When I met with Sami Awad, head of Bethlehem’s Holy Land Trust, last week he told me that just two days after I was leaving Israel a group of Palestinians, internationals, and Israelis would go to Sarura, a Palestinian village taken over by the Israeli army for military use, its families exiled, that they would put up tents, hook up generators, and create a peace camp to teach about shared values of nonviolence, the rights of people to self-determination and to land and water. The peace camp would be called Sumud, which in Arabic means steadfastness.
It sounds a little like Standing Rock, I said.
Yes, it is like that, he replied, and we both contemplated Standing Rock, the spontaneous gathering of people from so many tribes, the willingness of Anglos from around the world to support them, the checkpoints and guards, the brutal winter, and President Trump’s flourish of the pen to finish the pipeline. But Standing Rock has not ended. It continues in its path to some kind of immortality, as symbol, as myth.
Which is probably why Saturday night, just 24 hours after a group of some 70 (including many American Jews) settled in, did Muslim prayers followed by Jewish Sabbath prayers, the army came in and destroyed the first Sumud camp. They didn’t kill, wound, or arrest anyone, just came into a peace camp with guns, sticks, and helmets, threw a few punches, leveled the makeshift structures and took away the one generator. And as they did that the people said they’ll remain, rebuild, do it again. And again. And again.

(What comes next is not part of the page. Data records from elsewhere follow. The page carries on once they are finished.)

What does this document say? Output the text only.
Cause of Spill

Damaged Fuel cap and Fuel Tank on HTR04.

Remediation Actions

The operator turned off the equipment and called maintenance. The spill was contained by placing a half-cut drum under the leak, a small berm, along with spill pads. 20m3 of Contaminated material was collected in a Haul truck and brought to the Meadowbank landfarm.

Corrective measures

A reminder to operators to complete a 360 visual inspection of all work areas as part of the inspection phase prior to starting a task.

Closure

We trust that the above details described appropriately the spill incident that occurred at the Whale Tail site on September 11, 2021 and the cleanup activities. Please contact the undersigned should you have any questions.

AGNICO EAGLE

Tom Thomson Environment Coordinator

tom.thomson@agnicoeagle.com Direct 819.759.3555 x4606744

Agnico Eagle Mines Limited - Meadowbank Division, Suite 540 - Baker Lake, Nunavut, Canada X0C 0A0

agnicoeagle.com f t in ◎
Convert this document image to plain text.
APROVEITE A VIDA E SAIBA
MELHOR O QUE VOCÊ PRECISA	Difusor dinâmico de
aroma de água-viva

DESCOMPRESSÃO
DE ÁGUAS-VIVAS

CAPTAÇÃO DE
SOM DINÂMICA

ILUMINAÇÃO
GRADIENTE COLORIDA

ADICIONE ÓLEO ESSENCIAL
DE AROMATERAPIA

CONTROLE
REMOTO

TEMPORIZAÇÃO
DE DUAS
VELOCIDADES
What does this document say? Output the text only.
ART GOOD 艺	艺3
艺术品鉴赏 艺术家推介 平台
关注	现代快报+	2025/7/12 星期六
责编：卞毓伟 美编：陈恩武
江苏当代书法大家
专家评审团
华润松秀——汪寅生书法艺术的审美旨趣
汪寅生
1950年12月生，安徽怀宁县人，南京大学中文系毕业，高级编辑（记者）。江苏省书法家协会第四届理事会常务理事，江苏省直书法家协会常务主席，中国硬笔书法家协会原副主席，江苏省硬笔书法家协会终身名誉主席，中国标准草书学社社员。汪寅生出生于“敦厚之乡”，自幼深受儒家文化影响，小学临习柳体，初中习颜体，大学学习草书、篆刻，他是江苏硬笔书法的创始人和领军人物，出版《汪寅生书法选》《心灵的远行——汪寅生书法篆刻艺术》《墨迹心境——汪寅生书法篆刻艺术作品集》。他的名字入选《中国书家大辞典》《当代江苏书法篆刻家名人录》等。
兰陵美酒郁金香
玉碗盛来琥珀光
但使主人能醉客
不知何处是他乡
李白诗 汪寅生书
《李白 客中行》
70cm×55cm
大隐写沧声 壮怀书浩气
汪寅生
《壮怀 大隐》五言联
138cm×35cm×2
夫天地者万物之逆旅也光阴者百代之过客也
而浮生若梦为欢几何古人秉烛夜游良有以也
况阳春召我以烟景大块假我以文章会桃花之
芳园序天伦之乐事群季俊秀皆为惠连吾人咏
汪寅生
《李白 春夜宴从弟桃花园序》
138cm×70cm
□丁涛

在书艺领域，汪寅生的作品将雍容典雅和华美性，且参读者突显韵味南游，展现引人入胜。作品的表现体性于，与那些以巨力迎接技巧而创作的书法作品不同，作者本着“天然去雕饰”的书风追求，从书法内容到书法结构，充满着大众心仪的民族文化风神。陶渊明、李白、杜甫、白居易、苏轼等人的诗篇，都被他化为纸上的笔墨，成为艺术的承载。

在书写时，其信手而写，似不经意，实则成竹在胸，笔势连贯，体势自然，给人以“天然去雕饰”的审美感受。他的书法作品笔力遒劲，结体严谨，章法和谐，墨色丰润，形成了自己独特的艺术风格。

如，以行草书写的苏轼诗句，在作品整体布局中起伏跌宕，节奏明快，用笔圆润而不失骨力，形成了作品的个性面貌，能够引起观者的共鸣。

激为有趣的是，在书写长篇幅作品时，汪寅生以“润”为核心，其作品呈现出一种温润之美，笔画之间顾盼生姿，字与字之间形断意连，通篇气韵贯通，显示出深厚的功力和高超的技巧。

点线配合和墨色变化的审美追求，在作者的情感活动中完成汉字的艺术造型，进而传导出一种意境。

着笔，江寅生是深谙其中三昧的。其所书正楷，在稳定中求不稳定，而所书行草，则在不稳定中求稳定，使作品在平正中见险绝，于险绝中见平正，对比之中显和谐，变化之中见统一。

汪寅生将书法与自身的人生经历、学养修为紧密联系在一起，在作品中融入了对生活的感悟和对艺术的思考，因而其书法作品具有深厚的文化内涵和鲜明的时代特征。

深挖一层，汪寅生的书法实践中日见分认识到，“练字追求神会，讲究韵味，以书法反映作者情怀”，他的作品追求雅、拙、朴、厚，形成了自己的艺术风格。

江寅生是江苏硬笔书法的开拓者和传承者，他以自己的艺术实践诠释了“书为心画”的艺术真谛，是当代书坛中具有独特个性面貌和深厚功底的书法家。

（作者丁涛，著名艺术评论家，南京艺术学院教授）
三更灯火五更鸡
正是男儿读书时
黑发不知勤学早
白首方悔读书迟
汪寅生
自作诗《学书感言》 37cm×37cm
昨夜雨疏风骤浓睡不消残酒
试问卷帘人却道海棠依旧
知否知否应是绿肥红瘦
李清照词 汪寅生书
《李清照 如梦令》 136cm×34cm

What causes perfectly normal people to fly halfway around the world to go to a barren hillside in the heat of summer, put up tents, connect a generator, brave the heat and mosquitoes, and call themselves a peace camp, against major odds that they’ll get torn down very quickly? And then promise they’ll do it again? Are they crazy? Don’t they have something more practical and fruitful to do with their time? How is a small encampment of tents going to upset the enormous machinery of occupation? Who’s even paying attention on the eve of Donald Trump’s visit to the Middle East?
They may be crazy, but they also use their imagination. Sumud, like so many other acts of heartful resistance, begins as an act of the imagination. Someone dares imagine that force, occupation, discrimination, poverty, and violence can end. Someone dares imagine making a stand somewhere—in the freezing steppes of North Dakota, on a segregated city bus down South, aboard a British ship in Boston harbor to throw out caskets of tea, on the grounds of a decimated village on a stony hillside in the Hebron hills.
And here are more private acts of imagination that, in some form or other, you have taken: waking up one day to the chirping of a whippoorwill and knowing this is your last day of mind-numbing, heart-numbing work in the office though you have no idea how you’ll support the family; looking out at hills in the distance and deciding to end a marriage, notwithstanding deep fear of loneliness and poverty; holding an acorn in the palm of one’s hand, a symbol for dreams of love, and burying it in the ground.
These acts of imagination enlist the aid of the sacred furniture of life—the bird, the hills, the acorn, a razed village—which, when seen to their essence, take us beyond ourselves and our parameters of logic, help us shoot for the moon, renew the perpetual revolution. Guns, water cannons, sticks and helmets may seem to win in the short run, but over time they can’t compete with water in the Dakotas, a bus seat in Montgomery, a handful of sand in India, or a parched hillside in Palestine.